While doing some research on whether or not the Senate had the constitutional right to refuse to give Barack Obama’s appointee to the Supreme Court an up or down vote, I came across “Games Over Center a Court,” a 2005 op-ed  Amar wrote for The Washington Post.

In the give and take between the president and the Senate, the executive has the upper hand. Though the document speaks of senatorial “advice,” only the president makes actual nominations, and once this happens, it is hard for the Senate to say no. A president is always free to name his first choice over his third, while a senator who says no to her own third choice has no guarantee that the president will ever nominate one of the senator’s top two picks. In essence, a senator must vote down an actual person with no assurance that the unknown alternative behind Door No. 3 will be any better. Whereas the president need only make up his own mind, there may in fact be no single nominee who heads the wish list of a majority of senators.

Also, voting against a flesh-and-blood nominee with friends and family, and perhaps a compelling life story, is much harder than voting against an ordinary bill sponsored by the administration. While nothing in the Constitution’s text or history gives a nominee an absolute right to an up-or-down floor vote, basic notions of fair play make it hard to deny a high-visibility candidate such a vote.

If I read Amar correctly, he is saying here that the Senate does not have to give an up-or-down vote to Obama’s appointee.  Thoughts?

3 thoughts on “Akhil Amar on “Advise and Consent”

  1. Part of that stems from the increasing role the judiciary plays in “settling” the political controversies of the day (e.g., abortion, same-sex marriage).

    Exactly. It’s all politics now. There is no “fair play” in politics.


    “If judges are routinely providing the society’s definitive answers to moral questions on which there is ample room for debate … then judges will be made politically accountable,” Scalia said.
    That was more than 10 years ago, but Scalia maintained his distaste for the injection of politics into the Supreme Court nomination and confirmation processes.

    “I am not happy about the intrusion of politics into the judicial appointment process,” Scalia said in 2010. But, he said, considering the Supreme Court’s propensity for “deciding the nation’s morals,” Americans better get used to it, he said.

    “As long as [the constitution] is subject to revision,” he said, “you should get used to controversial and absurd political theater when a person is nominated.”


  2. The Senate does not have to give that vote. However, you can bet money that this is going to be an election issue. That does not bode well for the GOP. So, ask yourself this. What happens once primary season is over? That’s the real problem here. What GOP senators are facing challenges from the tea party types? Once that is over, voting and approving Obama’s choice may help them in the general election.
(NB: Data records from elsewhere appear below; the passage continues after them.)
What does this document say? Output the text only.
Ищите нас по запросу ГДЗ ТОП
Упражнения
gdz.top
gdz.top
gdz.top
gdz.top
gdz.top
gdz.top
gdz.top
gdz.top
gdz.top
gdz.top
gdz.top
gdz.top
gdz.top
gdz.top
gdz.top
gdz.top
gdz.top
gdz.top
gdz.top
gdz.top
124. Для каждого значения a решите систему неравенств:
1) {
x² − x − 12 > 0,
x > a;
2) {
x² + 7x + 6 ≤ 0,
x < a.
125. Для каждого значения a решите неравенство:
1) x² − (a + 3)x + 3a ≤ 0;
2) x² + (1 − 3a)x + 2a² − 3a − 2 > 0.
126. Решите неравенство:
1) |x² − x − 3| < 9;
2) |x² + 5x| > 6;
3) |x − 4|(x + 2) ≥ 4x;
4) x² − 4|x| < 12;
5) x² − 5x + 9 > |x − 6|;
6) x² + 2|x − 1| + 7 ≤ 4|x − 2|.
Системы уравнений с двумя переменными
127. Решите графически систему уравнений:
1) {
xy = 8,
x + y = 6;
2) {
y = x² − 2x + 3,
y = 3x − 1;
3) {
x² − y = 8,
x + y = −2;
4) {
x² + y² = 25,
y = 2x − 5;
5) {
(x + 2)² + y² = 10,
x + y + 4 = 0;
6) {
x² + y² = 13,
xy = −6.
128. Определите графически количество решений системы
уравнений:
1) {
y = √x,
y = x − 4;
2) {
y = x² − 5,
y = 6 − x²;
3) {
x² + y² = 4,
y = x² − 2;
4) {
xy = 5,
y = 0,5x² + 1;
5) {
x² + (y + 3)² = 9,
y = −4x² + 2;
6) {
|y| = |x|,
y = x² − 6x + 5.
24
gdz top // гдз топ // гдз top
    Here’s the problem for the GOP. The American people are not impressed with their obstructionism. When it comes to social matters, the American people are increasingly liberal. Gay marriage is here and it is going to stay. The social conservatives can scream all they want, but the people have spoken loudly on the issue. The Democrats are going to spin the GOP’s refusal to even consider Obama’s nominee as an election issue and they will focus heavily on social issues and campaign funding problems. The GOP doesn’t have much to counter that.


  3. As a coequal branch of government, the Senate cannot be forced, legally speaking, to advise and consent on any presidential nominee. The Democratic-controlled Senate, for example, allowed Priscilla Owen’s nomination to the federal bench to languish for four years. George W. Bush nominated her on May 9, 2001, and the Senate didn’t confirm her until May 25, 2005. The Democrats’ action, to be fair, followed the Republican refusal to provide hearing or up-or-down vote for Jorge Rangel and Enrique Moreno during Clinton’s second term. Rangel was nominated in 1997 and pulled his name in 1998. Moreno was nominated in 1999 and never given a hearing. There’s a lot of bad blood on both sides of the aisle when it comes to federal judgeships. Part of that stems from the increasing role the judiciary plays in “settling” the political controversies of the day (e.g., abortion, same-sex marriage). A lot of it stems from the treatment Democrats meted out to Robert Bork in 1987, which gave us the term “borking.”